Bluestore server-side compression

BlueStore applies compression based on pool settings, the configured compression mode, and object characteristics. Each blob (data fragment) is evaluated individually.

How compression is applied depends on pool settings and object access patterns. Object characteristics determine which blob size BlueStore uses, not whether compression is enabled:

If an object is immutable, append-only, or expected to have sequential reads, BlueStore uses compression_max_blob_size.
If the object is expected to have random reads or writes, BlueStore uses compression_min_blob_size.

Benefits

Following are the benefits of using the Bluestore server-side compression feature:

Store more data without adding physical capacity.
Reduce raw disk usage and infrastructure costs.
Enable compression selectively per pool to balance performance and efficiency.

Considerations

Compression introduces CPU overhead and may slightly increase read and write latency. In some cases, small overwrites on compressed objects can increase space usage because overlapping data fragments require both the old and new blobs to be retained. Enable compression only on pools or workloads where data-reduction benefits outweigh performance costs, and avoid enabling it cluster-wide without testing workload patterns.

How compression works

BlueStore applies compression based on pool settings and object characteristics. Each blob (data fragment) is evaluated individually. Compression is applied when an object is marked as immutable or append-only, not expected to have random writes or reads, and expected to have sequential reads. If these conditions are met, BlueStore uses the compression_max_blob_size parameter; otherwise, it uses compression_min_blob_size. Blob size determines how data is divided and aligned before compression. Larger blobs generally improve compression efficiency, while smaller blobs improve read performance because less data must be decompressed.

Figure 1 shows how BlueStore selects a blob size based on object properties.
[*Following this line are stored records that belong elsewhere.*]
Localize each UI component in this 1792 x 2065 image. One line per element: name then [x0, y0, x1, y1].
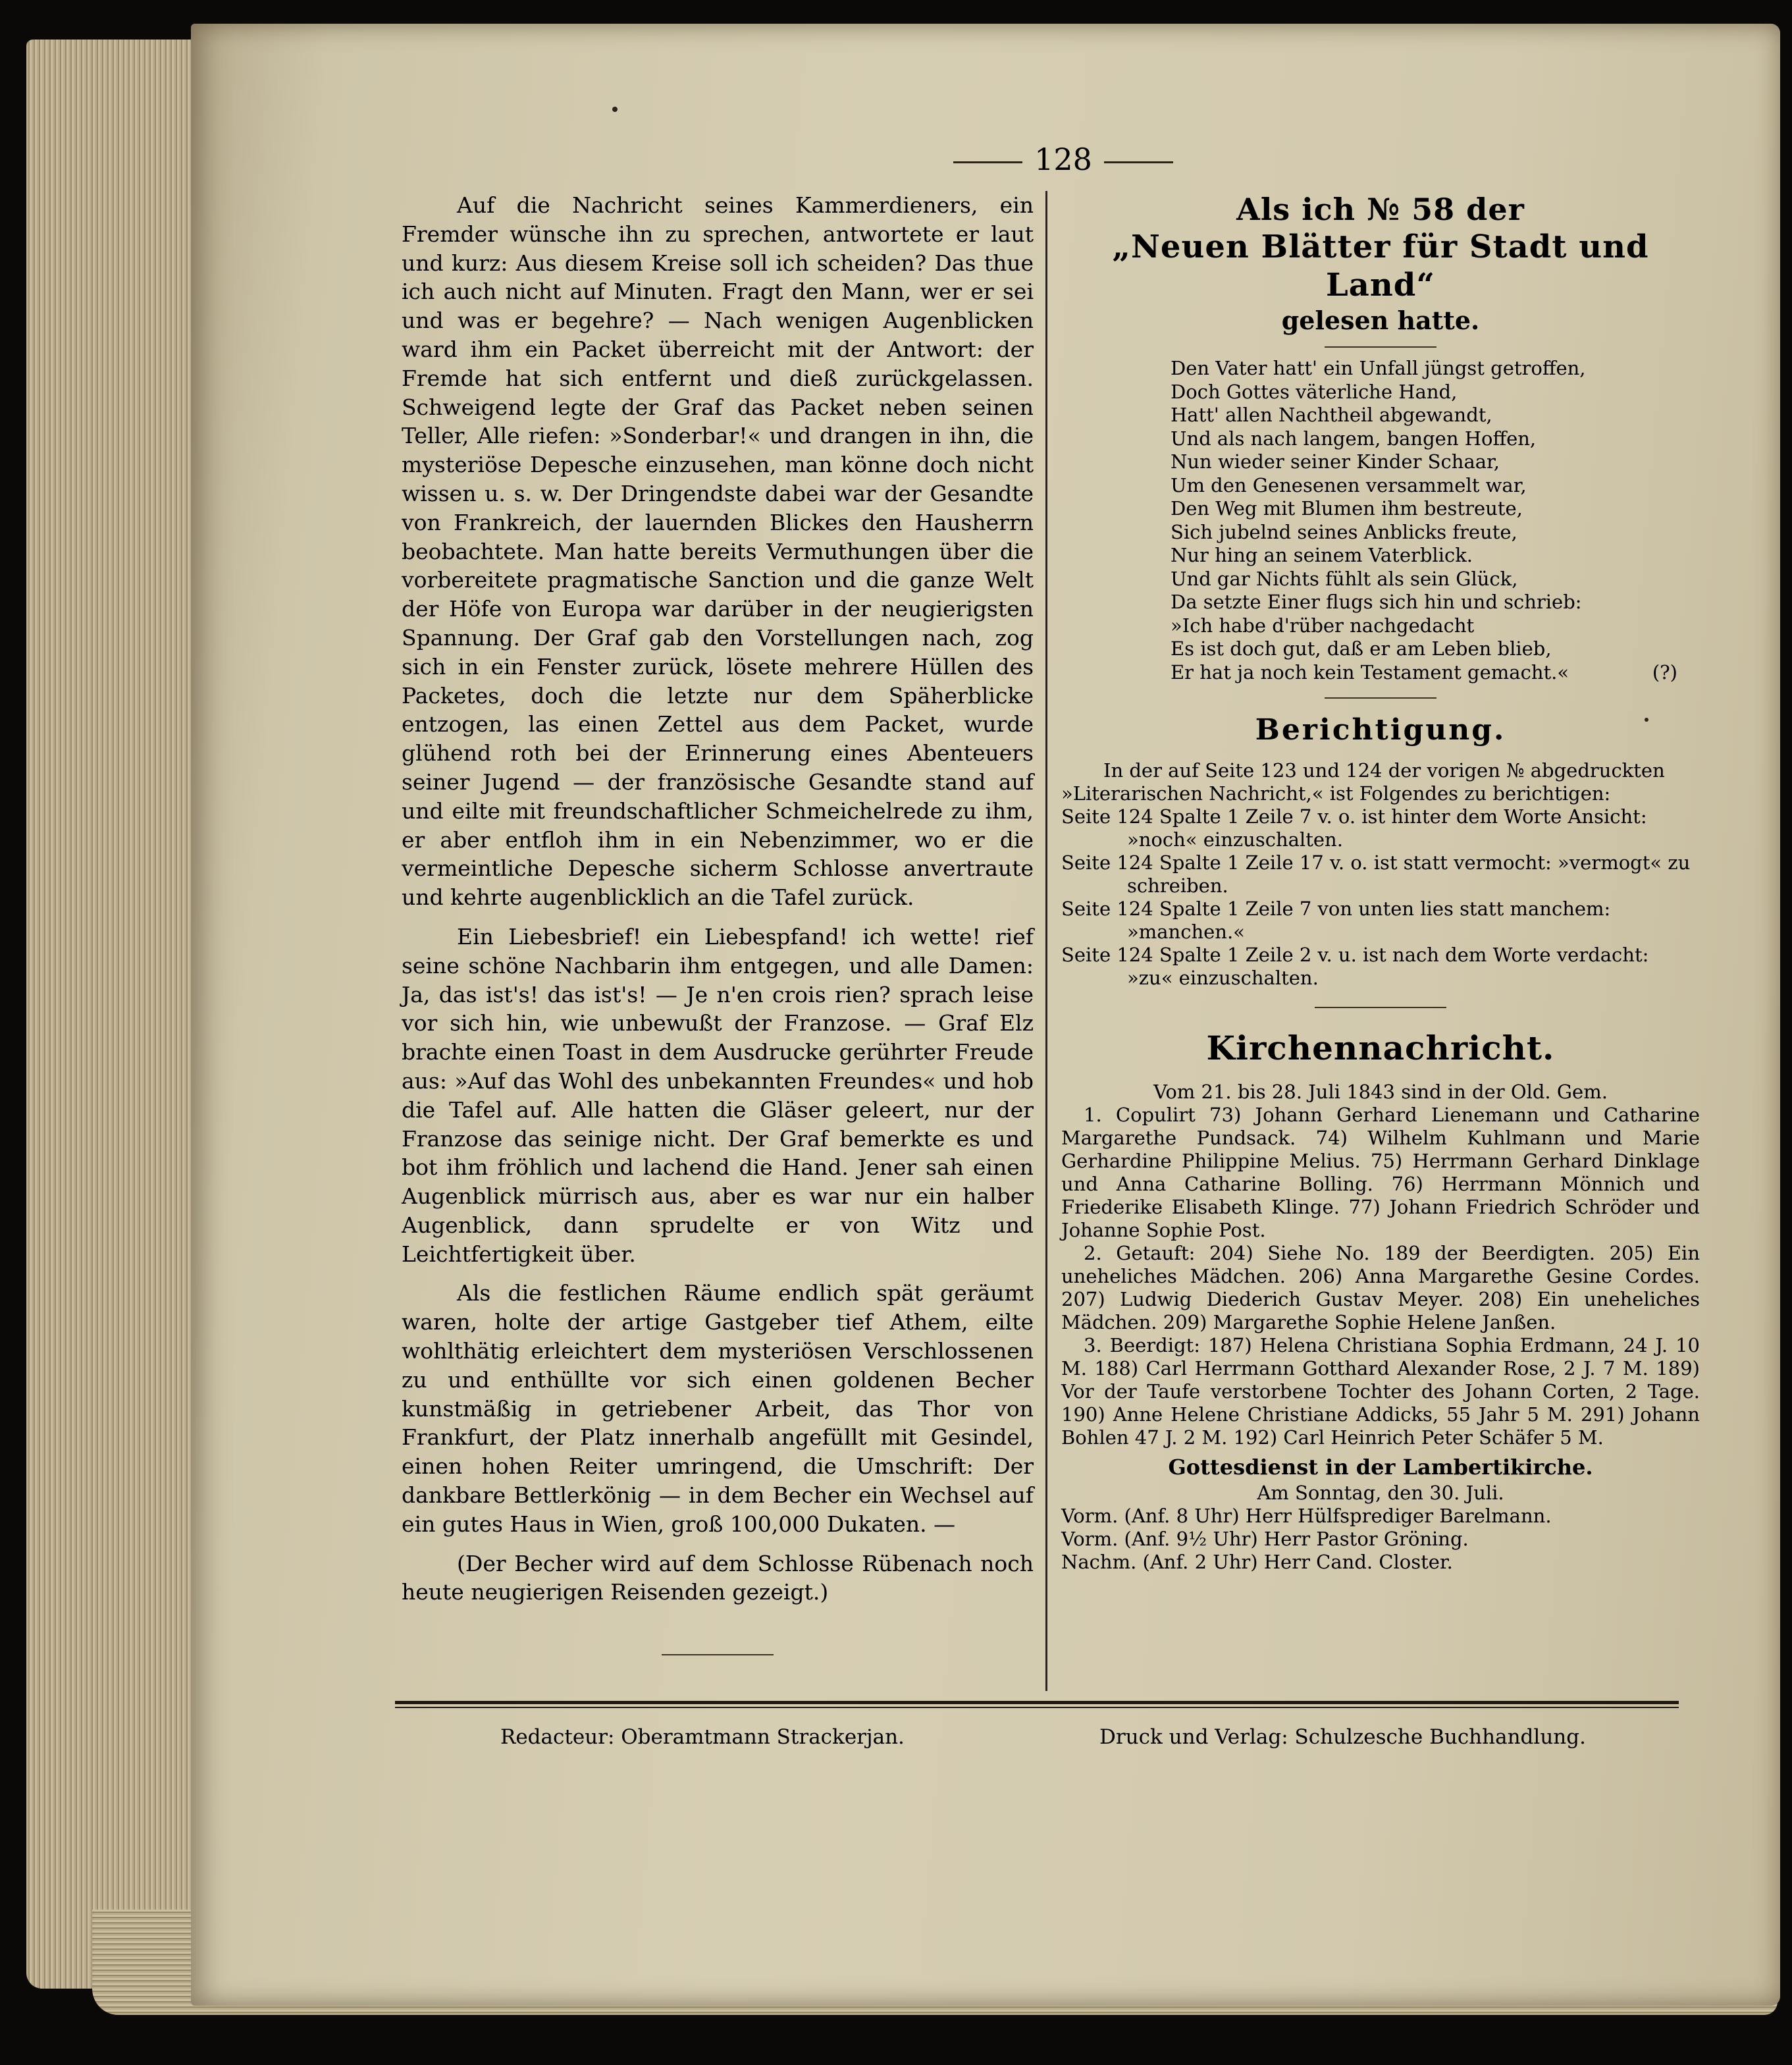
- berichtigung-title: Berichtigung.: [1255, 713, 1506, 747]
- berichtigung-item: Seite 124 Spalte 1 Zeile 7 v. o. ist hinter dem Worte Ansicht: »noch« einzuschalten.: [1061, 805, 1647, 851]
- poem-title-line1: Als ich № 58 der: [1236, 192, 1525, 227]
- poem-line: »Ich habe d'rüber nachgedacht: [1171, 614, 1475, 637]
- berichtigung-item: Seite 124 Spalte 1 Zeile 17 v. o. ist statt vermocht: »vermogt« zu schreiben.: [1061, 851, 1691, 897]
- footer-publisher: Druck und Verlag: Schulzesche Buchhandlung.: [1099, 1725, 1586, 1749]
- berichtigung-body: [1061, 759, 1700, 990]
- poem-line: Doch Gottes väterliche Hand,: [1171, 380, 1458, 403]
- poem-title-line2: „Neuen Blätter für Stadt und Land“: [1112, 228, 1649, 304]
- poem-line: Er hat ja noch kein Testament gemacht.«: [1171, 660, 1569, 684]
- service-line: Nachm. (Anf. 2 Uhr) Herr Cand. Closter.: [1061, 1551, 1453, 1573]
- gottesdienst-title: Gottesdienst in der Lambertikirche.: [1168, 1455, 1593, 1480]
- getauft-entry: 2. Getauft: 204) Siehe No. 189 der Beerdigten. 205) Ein uneheliches Mädchen. 206) Anna Margarethe Gesine Cordes. 207) Ludwig Diederich Gustav Meyer. 208) Ein uneheliches Mädchen. 209) Margarethe Sophie Helene Janßen.: [1061, 1242, 1700, 1333]
- book-page-edges: [26, 40, 217, 1989]
- service-line: Vorm. (Anf. 9½ Uhr) Herr Pastor Gröning.: [1061, 1528, 1469, 1550]
- section-divider: [1315, 1007, 1446, 1008]
- section-divider: [1325, 697, 1436, 699]
- poem-line: Es ist doch gut, daß er am Leben blieb,: [1171, 637, 1552, 660]
- poem-line: Und gar Nichts fühlt als sein Glück,: [1171, 567, 1518, 590]
- poem-line: Um den Genesenen versammelt war,: [1171, 473, 1527, 496]
- page-number: 128: [932, 142, 1195, 177]
- poem-title-line3: gelesen hatte.: [1281, 306, 1480, 335]
- berichtigung-item: Seite 124 Spalte 1 Zeile 7 von unten lies statt manchem: »manchen.«: [1061, 898, 1611, 943]
- kirchennachricht-body: [1061, 1081, 1700, 1574]
- right-column: [1061, 191, 1700, 1574]
- kirchennachricht-title: Kirchennachricht.: [1206, 1029, 1555, 1067]
- column-divider: [1045, 191, 1047, 1691]
- poem-signature: (?): [1652, 660, 1677, 684]
- footer-editor: Redacteur: Oberamtmann Strackerjan.: [500, 1725, 905, 1749]
- poem-line: Den Weg mit Blumen ihm bestreute,: [1171, 497, 1523, 520]
- berichtigung-intro: In der auf Seite 123 und 124 der vorigen № abgedruckten »Literarischen Nachricht,« ist Folgendes zu berichtigen:: [1061, 759, 1665, 805]
- beerdigt-entry: 3. Beerdigt: 187) Helena Christiana Sophia Erdmann, 24 J. 10 M. 188) Carl Herrmann Gotthard Alexander Rose, 2 J. 7 M. 189) Vor der Taufe verstorbene Tochter des Johann Corten, 2 Tage. 190) Anne Helene Christiane Addicks, 55 Jahr 5 M. 291) Johann Bohlen 47 J. 2 M. 192) Carl Heinrich Peter Schäfer 5 M.: [1061, 1334, 1700, 1449]
- story-paragraph: Als die festlichen Räume endlich spät geräumt waren, holte der artige Gastgeber tief Athem, eilte wohlthätig erleichtert dem mysteriösen Verschlossenen zu und enthüllte vor sich einen goldenen Becher kunstmäßig in getriebener Arbeit, das Thor von Frankfurt, der Platz innerhalb angefüllt mit Gesindel, einen hohen Reiter umringend, die Umschrift: Der dankbare Bettlerkönig — in dem Becher ein Wechsel auf ein gutes Haus in Wien, groß 100,000 Dukaten. —: [402, 1280, 1034, 1537]
- kirchennachricht-subtitle: Vom 21. bis 28. Juli 1843 sind in der Old. Gem.: [1153, 1081, 1608, 1103]
- story-footnote: (Der Becher wird auf dem Schlosse Rübenach noch heute neugierigen Reisenden gezeigt.): [402, 1550, 1034, 1605]
- poem-line: Sich jubelnd seines Anblicks freute,: [1171, 520, 1517, 543]
- poem-line: Hatt' allen Nachtheil abgewandt,: [1171, 404, 1492, 426]
- service-line: Vorm. (Anf. 8 Uhr) Herr Hülfsprediger Barelmann.: [1061, 1505, 1552, 1527]
- poem-line: Und als nach langem, bangen Hoffen,: [1171, 427, 1537, 450]
- poem-line: Den Vater hatt' ein Unfall jüngst getroffen,: [1171, 357, 1586, 379]
- berichtigung-item: Seite 124 Spalte 1 Zeile 2 v. u. ist nach dem Worte verdacht: »zu« einzuschalten.: [1061, 944, 1649, 989]
- poem: [1171, 357, 1700, 684]
- poem-last-line: [1171, 661, 1677, 685]
- footer-rule: [395, 1701, 1679, 1708]
- copulirt-entry: 1. Copulirt 73) Johann Gerhard Lienemann und Catharine Margarethe Pundsack. 74) Wilhelm Kuhlmann und Marie Gerhardine Philippine Melius. 75) Herrmann Gerhard Dinklage und Anna Catharine Bolling. 76) Herrmann Mönnich und Friederike Elisabeth Klinge. 77) Johann Friedrich Schröder und Johanne Sophie Post.: [1061, 1104, 1700, 1241]
- story-paragraph: Auf die Nachricht seines Kammerdieners, ein Fremder wünsche ihn zu sprechen, antwortete er laut und kurz: Aus diesem Kreise soll ich scheiden? Das thue ich auch nicht auf Minuten. Fragt den Mann, wer er sei und was er begehre? — Nach wenigen Augenblicken ward ihm ein Packet überreicht mit der Antwort: der Fremde hat sich entfernt und dieß zurückgelassen. Schweigend legte der Graf das Packet neben seinen Teller, Alle riefen: »Sonderbar!« und drangen in ihn, die mysteriöse Depesche einzusehen, man könne doch nicht wissen u. s. w. Der Dringendste dabei war der Gesandte von Frankreich, der lauernden Blickes den Hausherrn beobachtete. Man hatte bereits Vermuthungen über die vorbereitete pragmatische Sanction und die ganze Welt der Höfe von Europa war darüber in der neugierigsten Spannung. Der Graf gab den Vorstellungen nach, zog sich in ein Fenster zurück, lösete mehrere Hüllen des Packetes, doch die letzte nur dem Späherblicke entzogen, las einen Zettel aus dem Packet, wurde glühend roth bei der Erinnerung eines Abenteuers seiner Jugend — der französische Gesandte stand auf und eilte mit freundschaftlicher Schmeichelrede zu ihm, er aber entfloh ihm in ein Nebenzimmer, wo er die vermeintliche Depesche sicherm Schlosse anvertraute und kehrte augenblicklich an die Tafel zurück.: [402, 192, 1034, 911]
- gottesdienst-date: Am Sonntag, den 30. Juli.: [1257, 1482, 1504, 1504]
- section-divider: [1325, 346, 1436, 348]
- section-divider: [662, 1654, 774, 1655]
- poem-line: Nur hing an seinem Vaterblick.: [1171, 544, 1473, 566]
- poem-line: Da setzte Einer flugs sich hin und schrieb:: [1171, 591, 1582, 613]
- story-paragraph: Ein Liebesbrief! ein Liebespfand! ich wette! rief seine schöne Nachbarin ihm entgegen, und alle Damen: Ja, das ist's! das ist's! — Je n'en crois rien? sprach leise vor sich hin, wie unbewußt der Franzose. — Graf Elz brachte einen Toast in dem Ausdrucke gerührter Freude aus: »Auf das Wohl des unbekannten Freundes« und hob die Tafel auf. Alle hatten die Gläser geleert, nur der Franzose das seinige nicht. Der Graf bemerkte es und bot ihm fröhlich und lachend die Hand. Jener sah einen Augenblick mürrisch aus, aber es war nur ein halber Augenblick, dann sprudelte er von Witz und Leichtfertigkeit über.: [402, 923, 1034, 1267]
- print-dot: [612, 107, 618, 112]
- poem-line: Nun wieder seiner Kinder Schaar,: [1171, 450, 1500, 473]
- left-column: [402, 191, 1034, 1655]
Figure 1. Bluestore compression workflow

BlueStore does not use a continuous size range; instead, it selects one of the two blob sizes based on allocation hints sent through the rados_set_alloc_hint2 API call. Ceph clients such as RBD, CephFS, and RGW already use these hints to optimize performance.

Compression behavior

BlueStore compresses each write operation according to its configured mode, ratio threshold, and blob-size limits. In nonemode, compression is never applied. In passive mode, it occurs only if the client provides a compressible hint. In aggressive mode, BlueStore compresses unless the client marks data as incompressible. In force mode, BlueStore always attempts to compress data.

The compression_required_ratio parameter controls the minimum acceptable ratio. For example, if set to 0.7, compression occurs only when the resulting data is 70 percent or smaller than the original. If the threshold is not met, the data is stored uncompressed. This check is performed for each blob individually to prevent unnecessary CPU usage and space amplification.

Blob size is governed by compression_min_blob_size and compression_max_blob_size, and BlueStore supports the snappy, zlib, lz4, and zstd algorithms. When configured appropriately, BlueStore balances capacity savings with performance efficiency across IBM Storage Ceph clusters.